Local sled database corruption	sled auto-recovery on open	If unrecoverable, clear local buffer and re-register with server.
Service crash	Windows Service recovery options	Configured to auto-restart after 30 seconds (via Windows Service recovery settings).

Server-Side Failure Modes

Failure	Detection	Recovery
SQLite database lock	SQLITE_BUSY error	busy_timeout = 5000ms handles most cases. If still fails after 5s, log error and return 503 to API client. Client data is buffered and retried.

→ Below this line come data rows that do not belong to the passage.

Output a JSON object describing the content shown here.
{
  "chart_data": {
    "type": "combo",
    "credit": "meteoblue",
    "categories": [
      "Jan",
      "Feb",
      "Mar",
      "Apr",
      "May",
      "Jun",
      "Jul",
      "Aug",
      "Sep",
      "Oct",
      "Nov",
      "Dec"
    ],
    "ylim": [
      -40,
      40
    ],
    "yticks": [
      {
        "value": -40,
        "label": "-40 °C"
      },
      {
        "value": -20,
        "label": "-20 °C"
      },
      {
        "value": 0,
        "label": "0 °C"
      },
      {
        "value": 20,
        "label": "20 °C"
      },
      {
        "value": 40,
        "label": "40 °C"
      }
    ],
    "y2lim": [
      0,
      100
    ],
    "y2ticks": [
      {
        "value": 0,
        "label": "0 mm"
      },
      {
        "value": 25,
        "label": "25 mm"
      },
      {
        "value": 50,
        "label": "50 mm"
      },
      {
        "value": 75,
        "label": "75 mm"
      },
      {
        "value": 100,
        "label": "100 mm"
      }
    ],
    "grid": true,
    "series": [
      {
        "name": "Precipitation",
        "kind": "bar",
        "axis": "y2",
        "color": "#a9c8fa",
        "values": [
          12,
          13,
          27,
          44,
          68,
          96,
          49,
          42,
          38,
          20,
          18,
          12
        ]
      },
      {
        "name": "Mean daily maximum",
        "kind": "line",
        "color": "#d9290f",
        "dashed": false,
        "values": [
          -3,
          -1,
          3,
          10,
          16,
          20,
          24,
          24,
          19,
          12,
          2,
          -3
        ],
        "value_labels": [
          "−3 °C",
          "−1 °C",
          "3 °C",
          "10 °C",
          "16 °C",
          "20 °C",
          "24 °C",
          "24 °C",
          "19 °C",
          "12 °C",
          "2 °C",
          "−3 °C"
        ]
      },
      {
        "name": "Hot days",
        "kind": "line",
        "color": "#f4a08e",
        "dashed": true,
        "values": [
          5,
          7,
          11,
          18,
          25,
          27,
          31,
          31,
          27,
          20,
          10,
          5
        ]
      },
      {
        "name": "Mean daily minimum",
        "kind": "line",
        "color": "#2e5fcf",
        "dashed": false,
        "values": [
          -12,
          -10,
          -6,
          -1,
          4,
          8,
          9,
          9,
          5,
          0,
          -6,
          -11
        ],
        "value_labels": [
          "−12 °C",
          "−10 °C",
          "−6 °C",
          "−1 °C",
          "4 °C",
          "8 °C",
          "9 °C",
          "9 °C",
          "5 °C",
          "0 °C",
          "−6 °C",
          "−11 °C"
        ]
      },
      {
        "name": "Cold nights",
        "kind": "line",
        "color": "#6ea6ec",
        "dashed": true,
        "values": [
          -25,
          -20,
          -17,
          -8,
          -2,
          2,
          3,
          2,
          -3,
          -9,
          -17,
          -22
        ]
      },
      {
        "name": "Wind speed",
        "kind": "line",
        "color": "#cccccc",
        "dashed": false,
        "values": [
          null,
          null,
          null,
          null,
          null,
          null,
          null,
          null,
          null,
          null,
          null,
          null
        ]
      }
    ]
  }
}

SQLite database corruption	sqlx connection error on startup	Attempt PRAGMA integrity_check. If failed, restore from latest backup. If no backup, reinitialize schema (data loss).
Email notification failure	SMTP connection error	Retry 3 times with 30s interval. Log failure. Alert is still stored in DB (just not delivered). Admin can see undelivered alerts in the UI.
Webhook notification failure	HTTP timeout or non-2xx response	Retry 3 times with exponential backoff (1s, 5s, 30s). Log failure. Same as email — alert is stored regardless.
WebSocket disconnect	Client heartbeat timeout (60s)	Remove session from active viewers list. Client reconnects automatically. No data loss — missed events are fetched via REST API on reconnect.